Contact Lens Conference Honors Pioneers
The 33rd Annual Invitational Bronstein Contact Lens Seminar honored two pioneers in the contact lens field.
Charles H. May, OD and Robert B, Mandell, OD, PhD, were honored at this year's event held Jan. 26 to 28 in Scottsdale, AZ.
Dr. May was honored for his work in lens design associated with orthokeratology, or corneal molding. Dr. Mandell was recognized for his research in corneal topography, pachymetry and corneal response to contact lens wear.
The conference is named after its founder, contact lens pioneer Leonard Bronstein, OD. It's one of the largest contact lens-only meetings in the country, if not the world, according to conference chair John Rinehart, OD.
For the Record
In the January issue, on p. 9 in the news article CLMA Recognizes Labs, Practitioners, Blanchard Contact Lens, Inc. and Tru-Form Optics, Inc. (TX) - 2 locations were omitted from the list of laboratories awarded the CLMA's Certificate of Manufacturing Excellence for the years 2007 and 2008. Both companies received the recognition concurrently with all other companies.
Also in the January issue, on p. 26 of the article Contact Lenses 2006, the text should have said, At the manufacturer level, the worldwide contact lens market is about $4.56 billion with about $3.3 billion in spherical lens sales and $1.26 billion in specialty lens sales.
Contact Lens Spectrum regrets the errors.
Allergan Launches Next-Generation Artificial Tear
Allergan, Inc. has launched Optive Lubricant Eye Drops, an artificial tear with an advanced dual action formula that works on both the ocular surface and at the cellular level to provide long-lasting relief from dry eye symptoms, according to Allergan.

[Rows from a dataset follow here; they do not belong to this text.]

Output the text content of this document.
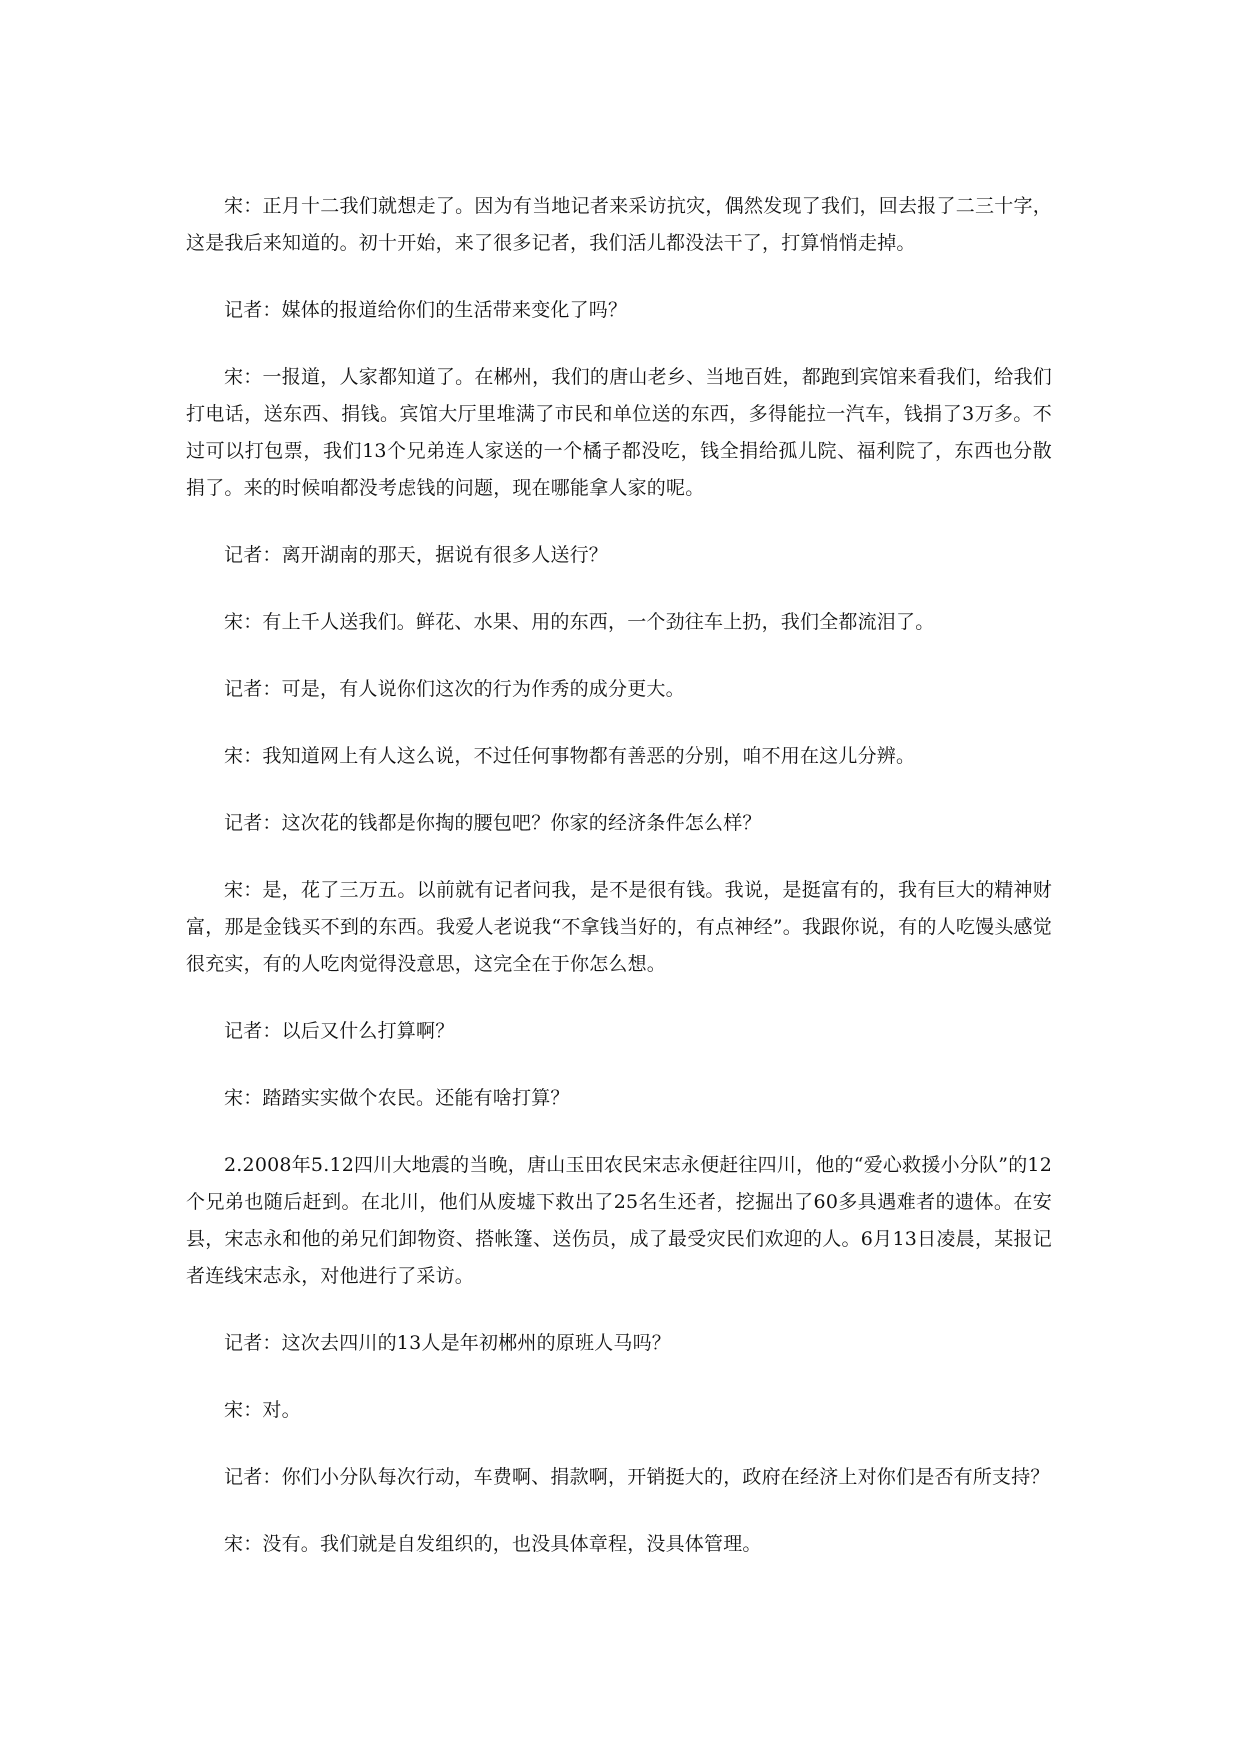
宋：正月十二我们就想走了。因为有当地记者来采访抗灾，偶然发现了我们，回去报了二三十字，这是我后来知道的。初十开始，来了很多记者，我们活儿都没法干了，打算悄悄走掉。

记者：媒体的报道给你们的生活带来变化了吗？

宋：一报道，人家都知道了。在郴州，我们的唐山老乡、当地百姓，都跑到宾馆来看我们，给我们打电话，送东西、捐钱。宾馆大厅里堆满了市民和单位送的东西，多得能拉一汽车，钱捐了3万多。不过可以打包票，我们13个兄弟连人家送的一个橘子都没吃，钱全捐给孤儿院、福利院了，东西也分散捐了。来的时候咱都没考虑钱的问题，现在哪能拿人家的呢。

记者：离开湖南的那天，据说有很多人送行？

宋：有上千人送我们。鲜花、水果、用的东西，一个劲往车上扔，我们全都流泪了。

记者：可是，有人说你们这次的行为作秀的成分更大。

宋：我知道网上有人这么说，不过任何事物都有善恶的分别，咱不用在这儿分辨。

记者：这次花的钱都是你掏的腰包吧？你家的经济条件怎么样？

宋：是，花了三万五。以前就有记者问我，是不是很有钱。我说，是挺富有的，我有巨大的精神财富，那是金钱买不到的东西。我爱人老说我“不拿钱当好的，有点神经”。我跟你说，有的人吃馒头感觉很充实，有的人吃肉觉得没意思，这完全在于你怎么想。

记者：以后又什么打算啊？

宋：踏踏实实做个农民。还能有啥打算？

2.2008年5.12四川大地震的当晚，唐山玉田农民宋志永便赶往四川，他的“爱心救援小分队”的12个兄弟也随后赶到。在北川，他们从废墟下救出了25名生还者，挖掘出了60多具遇难者的遗体。在安县，宋志永和他的弟兄们卸物资、搭帐篷、送伤员，成了最受灾民们欢迎的人。6月13日凌晨，某报记者连线宋志永，对他进行了采访。

记者：这次去四川的13人是年初郴州的原班人马吗？

宋：对。

记者：你们小分队每次行动，车费啊、捐款啊，开销挺大的，政府在经济上对你们是否有所支持？

宋：没有。我们就是自发组织的，也没具体章程，没具体管理。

Optive offers a new technology platform for the treatment of dry eye symptoms, said Joe Vehige, OD, Allergan Senior Director, Consumer Eye Care Research and Development. While most artificial tears typically provide moisture to the tear film, Optive Lubricant Eye Drops is optimally formulated to provide both lubrication to the tear film and penetration below the surface of the eye for osmoprotection against hypertonic stress.